Derailed By Michael Rechtshaffen for The Hollywood Reporter
The Rachel-do has seen better hair days...as has Clive Owen.
The ads for "Derailed", starring Clive Owen and Jennifer Aniston as a pair of doomed, illicit lovers, are accompanied by the tagline, "They Never Saw It Coming."
That would have to make them about the only ones.
Aiming for "Strangers on a Train" or "The Postman Always Rings Twice" but ending up looking a lot more like the lesser elements of "Unfaithful," this flaccid psychological thriller keeps spoiling its own surprise by constantly signaling the big plot twist.
And because that means they won't have to keep on guessing, audiences will have a lot of time on their hands noticing how Swedish director Mikael Hafstrom's first English-language feature never really ratchets up the suspense or how the casting of Aniston and Owen fails to generate those crucial sparks.
As a result, this debut release under the Weinstein Co. banner likely won't make the kind of splash it's looking for, though it could still conduct some moderate business with female-skewing thrill-seekers.
Adapted by Stuart Beattie ("Collateral") from a novel by James Siegel, the story centers on Charles Schine (Owen), a Chicago advertising man who finds himself on the commuter train to work one day without cash to pay for his ticket.
Springing for the nine bucks is alluring fellow passenger Lucinda Harris (Aniston), who, it turns out, works in the financial industry and, like Schine, is married with a child.
But that doesn't prevent them from taking more than a shine to each other, meeting for lunches and early evening cocktails, leading to a would-be tryst in a seedy hotel room that is rudely and fatefully interrupted by the intrusion of a brutal trespasser (Vincent Cassel) who holds them up at gunpoint, beats up Schine and sexually assaults Aniston.
A nasty game of blackmail escalates, leading to the intended big reveal, but truth be told, the plot jumped the tracks long before the train pulled into the station.
In the hands of director Hafstrom, whose previous film, "Evil" was a foreign-language Oscar nominee, "Derailed" telegraphs its every turn while never making a credible case for the characters' unfaithful behavior.
Part of the problem is in the casting of its two dependable leads who both bring very specific qualities to the table -- a fundamental decency with Aniston and a soulful melancholy with Owen -- and those attributes simply don't serve this type of story effectively.

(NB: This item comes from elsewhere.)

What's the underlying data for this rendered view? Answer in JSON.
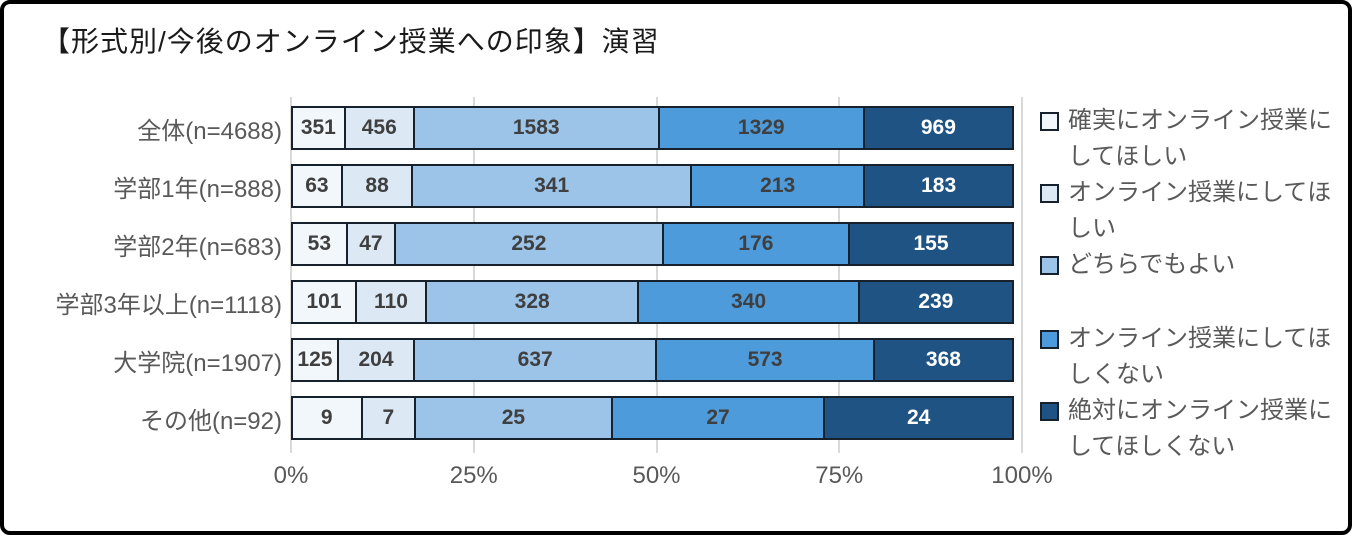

Their relationship never achieves that pulpy, darkly driven passionate intensity required to command an equally pounding punishment.
Also lacking is a distinct visual style, an attribute that the otherwise soapy "Unfaithful" had in spades (not to mention that terrific Diane Lane performance), leaving "Derailed," which happens to have been shot by "Unfaithful" cinematographer Peter Biziou, to chug along drearily to a long-awaited destination.